In 1993, Renee D'Aoust won a scholarship at the renowned Martha Graham studio in New York City. The young dancer moved from Montana into a studio flat on West 51st Street and entered a world where her successes and failures were measured in damaged body parts. At her first exercise, classmates unconcernedly danced around "a large spot of dried blood in the center of the main studio floor." The grown-up world of modern dance is not for the weak.
Body of a Dancer is a memoir laid out in 12 acts, tackling events that stretch both her will and her body. When the artist's "instrument" is her body, the tortuous training necessary to properly execute the choreographer's vision is the heart of the story. And so D'Aoust must develop a spine that "is supposed to be unnaturally straight, straighter than a heterosexual," and her legs must easily "kiss her ears." She must also constrain the movement of her "bodacious breasts," for "all dancers were expected to be aspens now--not cottonwoods."

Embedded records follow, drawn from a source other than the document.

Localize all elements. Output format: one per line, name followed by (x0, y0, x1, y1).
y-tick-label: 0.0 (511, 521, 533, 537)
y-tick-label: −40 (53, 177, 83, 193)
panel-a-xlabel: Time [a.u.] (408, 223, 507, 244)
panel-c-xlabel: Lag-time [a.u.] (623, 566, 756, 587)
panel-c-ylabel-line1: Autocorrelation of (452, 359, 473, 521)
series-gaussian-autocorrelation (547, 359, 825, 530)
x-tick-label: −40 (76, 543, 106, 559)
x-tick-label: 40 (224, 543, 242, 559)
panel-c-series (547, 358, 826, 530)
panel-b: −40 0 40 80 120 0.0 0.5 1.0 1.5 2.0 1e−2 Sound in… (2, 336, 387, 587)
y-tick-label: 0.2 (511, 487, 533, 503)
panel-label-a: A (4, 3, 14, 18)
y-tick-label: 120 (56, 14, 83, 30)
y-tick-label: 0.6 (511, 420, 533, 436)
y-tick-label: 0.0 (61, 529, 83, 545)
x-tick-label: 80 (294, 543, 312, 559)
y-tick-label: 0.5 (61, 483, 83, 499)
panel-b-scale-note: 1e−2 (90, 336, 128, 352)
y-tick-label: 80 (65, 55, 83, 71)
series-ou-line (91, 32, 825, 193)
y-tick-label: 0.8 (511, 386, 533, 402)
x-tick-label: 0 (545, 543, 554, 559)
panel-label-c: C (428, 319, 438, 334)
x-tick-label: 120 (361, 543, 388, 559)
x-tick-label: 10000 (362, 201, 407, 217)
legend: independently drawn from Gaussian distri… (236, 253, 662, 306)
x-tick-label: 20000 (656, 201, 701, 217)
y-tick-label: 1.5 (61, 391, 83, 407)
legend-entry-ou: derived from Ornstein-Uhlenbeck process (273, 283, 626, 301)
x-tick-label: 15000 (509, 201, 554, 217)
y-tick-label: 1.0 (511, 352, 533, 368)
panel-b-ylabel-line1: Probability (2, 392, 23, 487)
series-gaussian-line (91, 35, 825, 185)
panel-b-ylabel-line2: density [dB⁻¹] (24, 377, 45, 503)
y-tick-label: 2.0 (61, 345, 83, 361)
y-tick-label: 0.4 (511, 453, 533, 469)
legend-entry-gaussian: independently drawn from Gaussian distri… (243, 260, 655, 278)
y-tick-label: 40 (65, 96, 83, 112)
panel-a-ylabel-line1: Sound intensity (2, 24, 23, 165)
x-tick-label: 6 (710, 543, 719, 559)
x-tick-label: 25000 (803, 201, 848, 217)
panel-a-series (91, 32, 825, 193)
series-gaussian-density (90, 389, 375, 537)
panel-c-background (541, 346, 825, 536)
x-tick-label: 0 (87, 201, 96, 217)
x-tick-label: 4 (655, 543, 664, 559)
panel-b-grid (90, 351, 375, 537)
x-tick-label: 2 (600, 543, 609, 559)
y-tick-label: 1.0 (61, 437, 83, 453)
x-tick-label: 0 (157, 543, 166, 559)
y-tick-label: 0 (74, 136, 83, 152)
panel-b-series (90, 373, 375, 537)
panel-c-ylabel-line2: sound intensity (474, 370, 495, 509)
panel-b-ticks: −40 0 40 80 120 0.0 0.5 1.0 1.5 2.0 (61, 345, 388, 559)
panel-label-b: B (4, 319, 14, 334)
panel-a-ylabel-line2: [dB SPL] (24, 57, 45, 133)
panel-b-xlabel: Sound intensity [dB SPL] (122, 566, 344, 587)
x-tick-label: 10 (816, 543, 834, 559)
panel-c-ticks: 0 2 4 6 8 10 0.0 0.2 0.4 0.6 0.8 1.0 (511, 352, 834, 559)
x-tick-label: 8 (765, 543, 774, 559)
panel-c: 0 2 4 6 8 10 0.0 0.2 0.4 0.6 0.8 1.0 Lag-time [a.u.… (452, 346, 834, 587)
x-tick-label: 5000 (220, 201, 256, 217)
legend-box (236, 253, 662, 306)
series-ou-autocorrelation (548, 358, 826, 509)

D'Aoust describes in great candor and plainspoken wit all the idiosyncrasies of dancers and their necessary sacrifices: "Leave home, leave country, forget secondary education, forget any guarantee of a stable income, destroy naïve innocence about the body." For all the pain and suffering, however, her years in competitive New York dance also taught her "in so many ways to be freer than you ever have in your life," she writes. "You're over thirty, and you don't give a damn what anyone thinks of you. You like the cackle lines around your mouth and eyes." That kind of wisdom may be worth the blood on the studio floor. –-Bruce Jacobs, founding partner, Watermark Books & Cafe, Wichita, Kans.